Now that's a much better looking skyline. From the QQ-plot, we see that most points do fall on the center line. From the Manhattan plot, we see that most variants are not significant but we do have some on Chromosome 8 that have met our significance threshold. Remember this is a synthetic phenotype so there probably are not any variants on Chromosome 8 that are associated with CaffieneConsumption, but it is always nice to see results!
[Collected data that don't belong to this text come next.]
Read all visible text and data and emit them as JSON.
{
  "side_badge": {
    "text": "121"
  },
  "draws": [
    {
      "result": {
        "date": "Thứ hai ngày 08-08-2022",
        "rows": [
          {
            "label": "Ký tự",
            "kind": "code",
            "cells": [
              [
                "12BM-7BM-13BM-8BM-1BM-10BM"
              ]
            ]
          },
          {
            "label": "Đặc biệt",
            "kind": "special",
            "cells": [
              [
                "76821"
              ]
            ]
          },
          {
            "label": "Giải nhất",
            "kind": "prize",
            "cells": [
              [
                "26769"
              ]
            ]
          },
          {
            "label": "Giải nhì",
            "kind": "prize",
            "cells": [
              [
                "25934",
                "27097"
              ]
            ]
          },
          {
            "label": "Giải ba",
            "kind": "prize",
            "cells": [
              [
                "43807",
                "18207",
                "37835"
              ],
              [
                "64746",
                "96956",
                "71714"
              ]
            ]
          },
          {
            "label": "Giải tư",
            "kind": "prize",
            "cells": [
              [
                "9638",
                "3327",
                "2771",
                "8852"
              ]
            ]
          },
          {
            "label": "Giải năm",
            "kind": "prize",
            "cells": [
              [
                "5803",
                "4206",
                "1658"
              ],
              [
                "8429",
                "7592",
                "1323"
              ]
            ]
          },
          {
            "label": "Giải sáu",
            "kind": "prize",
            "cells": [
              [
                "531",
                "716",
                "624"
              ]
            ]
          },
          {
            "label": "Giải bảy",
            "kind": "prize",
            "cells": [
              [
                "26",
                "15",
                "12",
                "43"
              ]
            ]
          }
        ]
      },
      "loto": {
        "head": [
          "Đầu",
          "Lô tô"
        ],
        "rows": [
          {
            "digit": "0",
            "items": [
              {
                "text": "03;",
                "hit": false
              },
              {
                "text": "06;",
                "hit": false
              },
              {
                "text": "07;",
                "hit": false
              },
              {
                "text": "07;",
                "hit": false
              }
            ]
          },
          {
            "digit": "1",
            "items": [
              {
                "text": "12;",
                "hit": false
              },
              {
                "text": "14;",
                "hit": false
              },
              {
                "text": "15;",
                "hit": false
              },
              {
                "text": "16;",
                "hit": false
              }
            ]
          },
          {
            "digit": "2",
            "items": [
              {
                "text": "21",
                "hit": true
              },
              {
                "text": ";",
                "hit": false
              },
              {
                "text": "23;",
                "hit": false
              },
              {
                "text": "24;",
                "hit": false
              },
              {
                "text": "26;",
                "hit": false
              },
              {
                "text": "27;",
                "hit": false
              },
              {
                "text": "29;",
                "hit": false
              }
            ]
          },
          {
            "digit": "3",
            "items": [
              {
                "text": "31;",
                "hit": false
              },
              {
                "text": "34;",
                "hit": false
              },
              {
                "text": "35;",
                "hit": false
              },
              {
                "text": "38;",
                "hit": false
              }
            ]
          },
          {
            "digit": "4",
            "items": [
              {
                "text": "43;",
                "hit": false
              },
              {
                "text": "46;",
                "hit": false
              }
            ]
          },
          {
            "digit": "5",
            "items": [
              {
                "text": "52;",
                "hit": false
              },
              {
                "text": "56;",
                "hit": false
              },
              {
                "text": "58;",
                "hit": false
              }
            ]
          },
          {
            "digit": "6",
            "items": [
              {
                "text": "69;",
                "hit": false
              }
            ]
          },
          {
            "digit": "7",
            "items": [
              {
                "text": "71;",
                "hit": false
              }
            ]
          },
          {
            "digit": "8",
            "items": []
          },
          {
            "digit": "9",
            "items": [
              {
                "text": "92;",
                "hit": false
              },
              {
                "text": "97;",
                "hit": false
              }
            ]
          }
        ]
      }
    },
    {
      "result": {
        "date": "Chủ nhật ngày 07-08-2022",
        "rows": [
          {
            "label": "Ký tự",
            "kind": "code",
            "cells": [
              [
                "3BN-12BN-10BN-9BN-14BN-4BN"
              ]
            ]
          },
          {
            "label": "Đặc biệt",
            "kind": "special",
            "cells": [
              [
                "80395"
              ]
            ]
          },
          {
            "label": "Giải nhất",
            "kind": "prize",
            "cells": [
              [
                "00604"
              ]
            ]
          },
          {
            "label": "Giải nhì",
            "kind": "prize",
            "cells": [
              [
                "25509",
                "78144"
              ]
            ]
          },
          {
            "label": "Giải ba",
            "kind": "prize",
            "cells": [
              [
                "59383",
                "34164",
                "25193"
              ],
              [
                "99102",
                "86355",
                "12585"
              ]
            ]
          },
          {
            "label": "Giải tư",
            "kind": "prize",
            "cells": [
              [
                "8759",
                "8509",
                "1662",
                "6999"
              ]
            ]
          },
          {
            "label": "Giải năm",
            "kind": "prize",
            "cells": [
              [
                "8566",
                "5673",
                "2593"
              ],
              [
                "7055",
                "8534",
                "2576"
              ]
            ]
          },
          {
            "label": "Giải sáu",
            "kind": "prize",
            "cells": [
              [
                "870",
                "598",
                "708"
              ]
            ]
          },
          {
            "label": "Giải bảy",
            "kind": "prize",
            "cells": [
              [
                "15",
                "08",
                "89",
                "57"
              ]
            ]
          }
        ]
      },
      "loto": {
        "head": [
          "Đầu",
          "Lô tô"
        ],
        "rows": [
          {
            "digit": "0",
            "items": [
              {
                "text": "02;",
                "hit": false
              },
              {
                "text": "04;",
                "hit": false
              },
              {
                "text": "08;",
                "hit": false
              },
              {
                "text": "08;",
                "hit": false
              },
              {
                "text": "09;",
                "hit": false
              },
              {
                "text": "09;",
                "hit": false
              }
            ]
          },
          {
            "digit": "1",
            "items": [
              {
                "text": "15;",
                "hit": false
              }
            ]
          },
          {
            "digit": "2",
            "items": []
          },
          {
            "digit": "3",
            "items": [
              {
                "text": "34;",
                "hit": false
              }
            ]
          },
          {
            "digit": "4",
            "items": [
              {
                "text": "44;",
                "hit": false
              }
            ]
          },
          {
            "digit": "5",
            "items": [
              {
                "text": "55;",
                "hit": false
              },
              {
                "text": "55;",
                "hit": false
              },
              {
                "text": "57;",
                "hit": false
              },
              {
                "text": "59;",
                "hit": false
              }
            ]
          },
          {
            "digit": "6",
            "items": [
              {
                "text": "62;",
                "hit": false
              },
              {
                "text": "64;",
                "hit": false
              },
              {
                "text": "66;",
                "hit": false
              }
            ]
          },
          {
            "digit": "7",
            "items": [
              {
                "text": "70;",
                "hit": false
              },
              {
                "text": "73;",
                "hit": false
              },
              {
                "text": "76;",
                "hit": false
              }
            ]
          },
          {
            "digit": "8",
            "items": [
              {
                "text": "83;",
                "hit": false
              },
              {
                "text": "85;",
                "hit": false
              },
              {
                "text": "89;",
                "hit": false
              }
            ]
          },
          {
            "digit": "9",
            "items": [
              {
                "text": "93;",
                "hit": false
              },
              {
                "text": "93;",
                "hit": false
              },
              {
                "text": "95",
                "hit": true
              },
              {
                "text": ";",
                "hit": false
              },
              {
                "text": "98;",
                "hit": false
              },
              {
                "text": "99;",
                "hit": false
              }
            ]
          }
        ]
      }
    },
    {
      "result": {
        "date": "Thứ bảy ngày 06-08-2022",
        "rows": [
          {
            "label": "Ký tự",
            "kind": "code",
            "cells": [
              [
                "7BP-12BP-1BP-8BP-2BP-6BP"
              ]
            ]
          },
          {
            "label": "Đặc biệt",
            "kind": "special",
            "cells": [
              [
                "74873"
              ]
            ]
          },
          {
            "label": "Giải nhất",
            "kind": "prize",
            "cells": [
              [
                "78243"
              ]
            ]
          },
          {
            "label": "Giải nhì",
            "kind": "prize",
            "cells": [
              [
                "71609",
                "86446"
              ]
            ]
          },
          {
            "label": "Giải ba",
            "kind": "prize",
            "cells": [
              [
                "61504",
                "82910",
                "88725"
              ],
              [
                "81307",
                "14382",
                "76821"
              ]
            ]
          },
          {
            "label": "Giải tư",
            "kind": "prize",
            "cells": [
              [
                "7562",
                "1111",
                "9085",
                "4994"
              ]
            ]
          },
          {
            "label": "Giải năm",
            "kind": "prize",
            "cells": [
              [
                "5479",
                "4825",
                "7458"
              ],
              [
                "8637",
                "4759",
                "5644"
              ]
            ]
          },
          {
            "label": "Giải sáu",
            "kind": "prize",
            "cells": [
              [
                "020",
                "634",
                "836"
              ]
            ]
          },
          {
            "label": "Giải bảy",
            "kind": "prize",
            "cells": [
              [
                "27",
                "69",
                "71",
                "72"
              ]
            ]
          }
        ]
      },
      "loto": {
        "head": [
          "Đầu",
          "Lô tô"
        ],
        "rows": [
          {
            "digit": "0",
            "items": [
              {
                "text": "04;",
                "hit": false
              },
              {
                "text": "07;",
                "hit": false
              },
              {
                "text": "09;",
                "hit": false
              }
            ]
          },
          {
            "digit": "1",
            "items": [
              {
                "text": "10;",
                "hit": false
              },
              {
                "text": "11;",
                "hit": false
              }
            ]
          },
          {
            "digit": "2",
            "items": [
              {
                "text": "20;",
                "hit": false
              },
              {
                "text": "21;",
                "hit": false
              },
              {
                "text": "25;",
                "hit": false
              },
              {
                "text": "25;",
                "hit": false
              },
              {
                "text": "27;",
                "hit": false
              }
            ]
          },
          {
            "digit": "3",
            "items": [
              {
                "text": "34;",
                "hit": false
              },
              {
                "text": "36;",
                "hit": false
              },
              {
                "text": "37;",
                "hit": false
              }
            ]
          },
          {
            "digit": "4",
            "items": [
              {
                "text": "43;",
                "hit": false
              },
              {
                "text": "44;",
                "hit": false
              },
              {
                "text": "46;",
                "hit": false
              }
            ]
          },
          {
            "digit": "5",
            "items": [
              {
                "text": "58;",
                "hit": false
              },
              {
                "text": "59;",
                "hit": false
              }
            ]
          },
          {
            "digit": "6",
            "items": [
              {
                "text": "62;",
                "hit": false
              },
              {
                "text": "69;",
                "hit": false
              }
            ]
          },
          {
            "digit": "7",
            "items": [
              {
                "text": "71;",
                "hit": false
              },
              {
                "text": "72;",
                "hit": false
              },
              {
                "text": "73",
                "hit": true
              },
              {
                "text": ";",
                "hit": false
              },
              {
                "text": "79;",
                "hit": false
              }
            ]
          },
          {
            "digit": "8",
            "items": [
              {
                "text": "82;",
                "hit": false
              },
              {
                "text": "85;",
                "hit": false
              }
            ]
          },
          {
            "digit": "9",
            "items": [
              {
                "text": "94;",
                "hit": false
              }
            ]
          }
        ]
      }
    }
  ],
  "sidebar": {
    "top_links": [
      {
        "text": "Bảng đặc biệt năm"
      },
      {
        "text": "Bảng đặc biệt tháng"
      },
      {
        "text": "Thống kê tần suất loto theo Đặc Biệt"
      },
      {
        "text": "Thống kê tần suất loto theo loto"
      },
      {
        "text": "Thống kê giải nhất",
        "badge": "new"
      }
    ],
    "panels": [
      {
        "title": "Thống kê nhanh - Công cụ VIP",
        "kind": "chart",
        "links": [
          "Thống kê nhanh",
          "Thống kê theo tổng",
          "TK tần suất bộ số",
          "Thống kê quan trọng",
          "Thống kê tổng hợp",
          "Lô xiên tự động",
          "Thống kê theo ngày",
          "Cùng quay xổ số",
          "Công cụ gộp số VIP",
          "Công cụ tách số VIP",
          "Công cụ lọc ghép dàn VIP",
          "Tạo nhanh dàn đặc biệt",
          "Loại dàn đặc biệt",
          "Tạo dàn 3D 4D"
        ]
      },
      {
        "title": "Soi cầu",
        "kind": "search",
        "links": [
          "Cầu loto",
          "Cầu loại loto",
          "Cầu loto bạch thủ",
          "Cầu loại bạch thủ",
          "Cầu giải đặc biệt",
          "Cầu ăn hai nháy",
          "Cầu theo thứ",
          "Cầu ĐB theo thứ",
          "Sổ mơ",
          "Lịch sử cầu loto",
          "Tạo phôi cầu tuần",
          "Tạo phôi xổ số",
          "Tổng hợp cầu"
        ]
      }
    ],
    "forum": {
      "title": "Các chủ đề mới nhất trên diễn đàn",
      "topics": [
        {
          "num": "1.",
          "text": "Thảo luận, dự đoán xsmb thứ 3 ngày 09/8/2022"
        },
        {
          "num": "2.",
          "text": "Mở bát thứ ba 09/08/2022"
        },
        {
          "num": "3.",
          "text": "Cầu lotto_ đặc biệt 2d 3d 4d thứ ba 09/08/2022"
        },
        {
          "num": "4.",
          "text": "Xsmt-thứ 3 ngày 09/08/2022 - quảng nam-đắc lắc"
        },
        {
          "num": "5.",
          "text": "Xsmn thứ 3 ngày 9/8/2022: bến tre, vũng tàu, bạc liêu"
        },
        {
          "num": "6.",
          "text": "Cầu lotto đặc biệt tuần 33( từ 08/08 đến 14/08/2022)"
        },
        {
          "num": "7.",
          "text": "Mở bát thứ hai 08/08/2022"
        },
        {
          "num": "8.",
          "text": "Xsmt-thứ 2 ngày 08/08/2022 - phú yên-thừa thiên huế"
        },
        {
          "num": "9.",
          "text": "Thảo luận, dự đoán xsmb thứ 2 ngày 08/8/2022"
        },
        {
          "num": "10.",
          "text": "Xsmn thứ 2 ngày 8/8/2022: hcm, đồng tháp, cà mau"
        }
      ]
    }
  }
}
Feel free to use your cursor and hover over the variants to find more information about their chromosomal position and p-value. If you simply want a table with that information, you can run the cell below.

In [16]:
gwas.order_by("p_value").show(10)

2023-01-27 20:24:40 Hail: INFO: Ordering unsorted dataset with network shuffle


locus,alleles,n,sum_x,y_transpose_x,beta,standard_error,t_stat,p_value
locus<GRCh37>,array<str>,int32,float64,float64,float64,float64,float64,float64
8:19600329,"[""A"",""G""]",250,272.0,1310.0,0.748,0.122,6.14,3.33e-09
8:19619751,"[""G"",""A""]",250,107.0,538.0,0.878,0.152,5.77,2.38e-08
8:19651161,"[""T"",""C""]",250,209.0,1020.0,0.618,0.118,5.22,3.89e-07
8:19826373,"[""G"",""A""]",250,261.0,1180.0,0.626,0.129,4.84,2.29e-06
8:19943027,"[""G"",""A""]",250,82.2,407.0,0.93,0.203,4.59,7.03e-06
12:4702230,"[""G"",""A""]",250,21.3,98.1,1.31,0.334,3.92,0.000116
4:108530885,"[""C"",""T""]",250,187.0,892.0,0.51,0.136,3.74,0.000231
8:145665407,"[""C"",""T""]",250,240.0,999.0,-0.476,0.134,-3.55,0.000456
14:22133648,"[""G"",""A""]",250,353.0,1490.0,-0.517,0.148,-3.49,0.000582
19:49164944,"[""G"",""A""]",250,5.39,8.79,-2.29,0.666,-3.44,0.000678


### 6. Congratulations!

You have just completed an entire GWAS from start to finish! To summarize:
1. We first set up our work environment and loaded in our data
2. We then performed some sample and variant QC to filter our dataset
3. We performed an initial GWAS and were met with noisy results
4. We applied PCA and accounted for ancestry playing a role in impacting our phenotype
5. We performed a final GWAS accounting for ancestry

Feel free to explore some of the other notebooks available or rerun this experiment with your own data!